Detto anche “delle Pietre Pizzute”, il palazzo costruito nel 1579 dalla famiglia Patroni Griffi, è un notevole esempio di architettura rinascimentale in Puglia. Il suo design fu probabilmente influenzato dal Palazzo dei Diamanti di Ferrara, un altro edificio rinascimentale noto per il suo bugnato a punta di diamante. La caratteristica più sorprendente del Palazzo de Mattis è la sua facciata.
Il piano superiore (piano nobile) è rivestito in bugnato a punta di diamante, che dà al palazzo il soprannome di “Palazzo delle pietre appuntite”. Il piano terra presenta un diverso stile: bugnato rustico con rilievo decorativo.

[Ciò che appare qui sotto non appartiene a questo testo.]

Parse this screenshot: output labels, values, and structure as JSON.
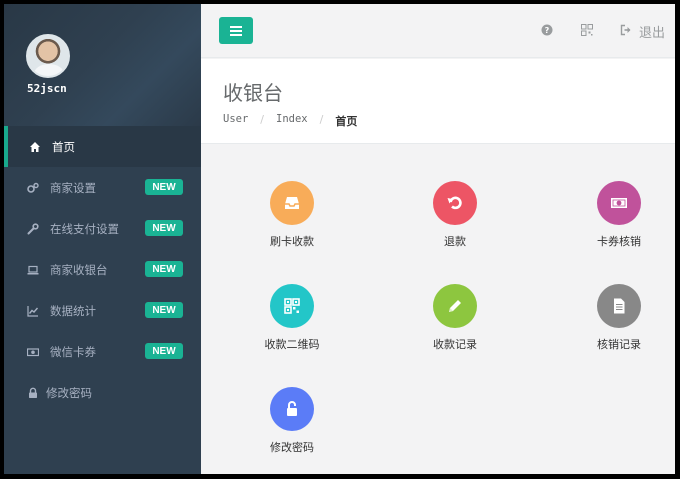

Il palazzo si sviluppa su tre piani fuori terra e richiama in facciata i caratteri stilistici dell’architettura rinascimentale. Il piano terra è caratterizzato da bugnato realizzato con conci lapidei regolarmente disposti di altezza variabile ed articolato secondo un preciso disegno progettuale. il primo piano è rivestito da conci regolari mentre il secondo piano è rifinito con uno strato di intonaco.
Nonché bellissima location di Apulia Web Fest, si articola su tre piani fuori terra: piano terra, piano ammezzato e piano nobile. Le facciate sono scandite da partizioni orizzontali secondo la seguente caratterizzazione: il basamento, costituito da piano terra e piano ammezzato, è rivestito da conci lapidei sbozzati su cui si aprono i portali e gli stipiti delle finestre costituiti da grosse bugne sovrapposte o dentelli, il piano nobile presenta una superficie intonacata ritmata da lesene lineari su cui risaltano le grandi finestre delimitate da ampie cornici arricchite da architravi e trabeazioni aggettanti.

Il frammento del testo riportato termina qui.